Rufus opened up the door in front of the hatch and we walked into a large kitchen area where several chefs were cooking delicious looking meals. He took off his apron and patted one of the metal work-surfaces encouraging us to jump on it.
“Hey!” shouted one of the chefs as I jumped up.
“I’ll sanitize it ok Jeff,” said Rufus. “It’s my kitchen and my rules, alright? Sorry about this lot, it’s like they’ve never seen a couple of women before. Get back to work.”
The other kitchen staff turned back to the food they were preparing.
“So this is you? It’s really you?” he said, moving his hands up and down in the air around my body as if I was a mirage.
“Yes, it’s me. No Skin 2.0 here,” I replied, jokingly holding my hands to my face.
“Well bloody hell, that’s a turn up for the books isn’t it?”
“So how have you been?”
“Oh you know. I pretty much run this place.”
“Is that right,” I laughed.
“Well you know what they say. The best way to a man’s heart is through his stomach and I’m pretty much the man in charge of those stomach’s…”
“… and their other parts sometimes,” joked Grace.
“Grace. Shh, we’re in polite company,” said Rufus, laughing back.
“So you’ve met someone?” I asked.
“Actually,” Rufus looked around the kitchen. “I have.”
He pointed to one of the kitchen staff. “His name’s Jules,” he whispered to us. “He’s Jeff’s twin which is probably why Jeff doesn’t like me so much.”

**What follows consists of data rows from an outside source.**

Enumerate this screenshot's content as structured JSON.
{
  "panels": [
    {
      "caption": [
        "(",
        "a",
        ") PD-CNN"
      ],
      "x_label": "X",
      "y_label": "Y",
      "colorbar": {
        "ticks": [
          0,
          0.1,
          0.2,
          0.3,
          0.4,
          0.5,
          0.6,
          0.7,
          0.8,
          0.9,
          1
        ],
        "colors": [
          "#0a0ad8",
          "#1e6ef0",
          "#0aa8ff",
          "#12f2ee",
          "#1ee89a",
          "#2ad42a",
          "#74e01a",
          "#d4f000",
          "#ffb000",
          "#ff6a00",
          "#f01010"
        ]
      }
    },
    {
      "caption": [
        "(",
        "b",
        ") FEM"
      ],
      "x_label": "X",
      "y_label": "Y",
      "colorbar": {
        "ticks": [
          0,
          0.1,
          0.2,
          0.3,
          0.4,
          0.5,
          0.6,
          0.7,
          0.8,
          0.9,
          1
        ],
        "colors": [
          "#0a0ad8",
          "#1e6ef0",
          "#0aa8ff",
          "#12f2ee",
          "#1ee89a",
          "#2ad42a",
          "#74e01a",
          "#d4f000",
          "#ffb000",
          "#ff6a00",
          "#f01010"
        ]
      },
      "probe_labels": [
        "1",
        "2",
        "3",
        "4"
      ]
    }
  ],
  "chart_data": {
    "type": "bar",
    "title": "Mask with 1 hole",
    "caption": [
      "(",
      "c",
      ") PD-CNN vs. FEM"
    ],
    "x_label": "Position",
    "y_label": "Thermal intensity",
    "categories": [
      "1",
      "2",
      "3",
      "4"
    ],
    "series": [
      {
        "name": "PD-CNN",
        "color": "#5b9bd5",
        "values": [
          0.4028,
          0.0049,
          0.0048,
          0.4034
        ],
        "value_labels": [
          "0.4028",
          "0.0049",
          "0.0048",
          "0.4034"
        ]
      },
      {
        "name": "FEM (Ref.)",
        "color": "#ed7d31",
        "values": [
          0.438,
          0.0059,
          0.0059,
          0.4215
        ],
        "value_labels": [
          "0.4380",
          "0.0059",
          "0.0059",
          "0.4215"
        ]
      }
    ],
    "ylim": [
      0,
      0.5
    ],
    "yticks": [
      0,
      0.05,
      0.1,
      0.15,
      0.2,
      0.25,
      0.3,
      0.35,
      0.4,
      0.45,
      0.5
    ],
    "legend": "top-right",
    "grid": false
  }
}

“I’m so happy for you,” I leant in towards Rufus and he gave me one
of his big bear hugs in return.
“Thankfully I’m Jeff’s boss so, he’s got to just lump it!” said Rufus.
“It could be worse,” said Grace. “At least we’ve got the blocking device so he can’t see what you two get up to at night.”
“Haha, that’s true. He’d be telling me to sanitize a lot more things if he did.”
“You are terrible Rufus!” I replied, pleased that he’d found someone who made him happy.
“Anyway I’m sure you’ve got a lot of people to see so go on skedaddle. I’ll still be here when you get back and you’d better come back this time!” he said, reaching for a frying pan.
“I will,” I replied.
TWENTY SEVEN
Deciding between seeing March in the holding cell and Will in the medical bay was an easy decision. March deserved to wait in isolation for a long time and think about the harm he’d caused.
Grace took me down to the medical bay where Will was being treated for the burns over his body. She offered to come inside but I asked to be alone with him.
He could barely keep himself upright on the bed as they applied various ointments across the deep red gazes on his exposed chest and arms. When he saw me he did his best to crack a smile in-between the gritting of his teeth.
I sat next to him and supported him whilst the doctor did what she was trained to do. She hooked him up to a heart rate monitor which maintained a rather slow but thankfully steady pulse and gave him some morphine which he was thankful for. The doctor told me his symptoms mirrored someone who had come out of a coma.
I looked at Will, who was sweating profusely and whose face was turning red. The doctor took his temperate and replied “I’m sorry that’s all we can do for now. I’ll be back in an hour to check on the medicine.”
She left the two of us on our own and closed the door to give us some privacy. For a moment the only sound was the beeping of the monitors.
Will spoke first; “I’m glad you’re ok,” he said weakly.
“I don’t understand,” I told him. “I feel stronger than ever and you can barely walk. It’s not right.”